Heloisa sempre desqualificou Lula e sua quadrilha e por isto mesmo foi expulsa desta facção marginal petista que afundou o país na lama.

Se a voz de Heloisa Helena fosse ouvida quando ainda era senadora, Lula, sua camarilha e sua família estariam na cadeia.  

Não é bom

O Departamento Estadual de Trânsito sempre foi um órgão visado e cortejado pelos políticos por dois motivos claros: uma eficiente máquina de fazer votos e um faturamento de fazer inveja. A chegada do seu atual presidente Antônio Carlos Gouveia trouxe um olhar diferente para a instituição com um diferencial da anunciada transparência e cumprimento rigoroso dos princípios da legalidade e da moralidade. Tudo bem até aí. Acontece que já aconteceram fatos que chegaram a diminuir autoridade e independência do titular do órgão e foi exatamente a maléfica interferência política. Comenta-se que o Palácio República dos Palmares quer manter o DETRAN sob seu controle e comando, como se fosse a “joia da coroa”. Isto é péssimo e foge totalmente às regras de uma administração que anuncia fazer diferente.

Preservando as crianças

A Comissão de Seguridade Social e Família da Câmara Federal acaba de aprovar projeto do deputado Fábio Ramalho (PMDB-MG) que proíbe a venda de refrigerantes nas escolas de educação básica (da primeira à oitava série), públicas ou privadas.

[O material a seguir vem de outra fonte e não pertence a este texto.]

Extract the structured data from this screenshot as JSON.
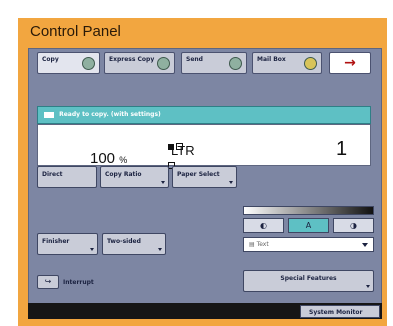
{
  "frame": {
    "title": "Control Panel"
  },
  "tabs": [
    {
      "label": "Copy",
      "icon": "copy-icon"
    },
    {
      "label": "Express Copy",
      "icon": "express-copy-icon"
    },
    {
      "label": "Send",
      "icon": "send-icon"
    },
    {
      "label": "Mail Box",
      "icon": "mailbox-icon"
    },
    {
      "label": "→",
      "icon": "next-arrow-icon"
    }
  ],
  "status": {
    "message": "Ready to copy. (with settings)"
  },
  "copy": {
    "ratio": "100",
    "ratio_unit": "%",
    "paper": "LTR",
    "quantity": "1"
  },
  "buttons": {
    "direct": "Direct",
    "copy_ratio": "Copy Ratio",
    "paper_select": "Paper Select",
    "finisher": "Finisher",
    "two_sided": "Two-sided",
    "special_features": "Special Features",
    "interrupt": "Interrupt",
    "system_monitor": "System Monitor"
  },
  "exposure": {
    "light": "◐",
    "auto": "A",
    "dark": "◑"
  },
  "image_type": {
    "selected": "Text"
  },
  "colors": {
    "frame": "#f2a640",
    "panel": "#7d86a3",
    "status": "#5ec0c4"
  }
}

A proposta recebeu parecer favorável da relatora, deputada Zenaide Maia (PR-RN). Ela concordou com os argumentos do autor do projeto, de que o aumento dos índices de obesidade infantil no País está diretamente relacionado ao consumo de alimentos como salgadinhos e refrigerantes vendidos nas escolas.

Ela citou levantamento do Instituto Brasileiro de Geografia e Estatística (IBGE), feito com base na Pesquisa de Orçamento Familiar (POF) realizada em 2008-2009, que aponta que 14,3% das crianças entre 5 e 9 anos são obesas. O problema atinge todas as classes sociais, em todas as regiões brasileiras. “Estamos vivendo uma epidemia de excesso de peso. A sociedade precisa buscar alternativas para combater esse problema”, disse Zenaide Maia.

Influência de Cunha

Diante dos recados dados pelos corredores da Câmara de que Eduardo Cunha “morreria atirando” para todos os lados, deputados outrora ligados ao presidente afastado procuraram minimizar o poder de fogo do peemedebista.

Sob anonimato, comentavam que Cunha pode até falar, mas dificilmente terá como provar as acusações que eventualmente fará. Um opositor, no entanto, pondera que, nos dias atuais, não é mais preciso ter provas para destruir uma reputação. E Cunha ameaça a República!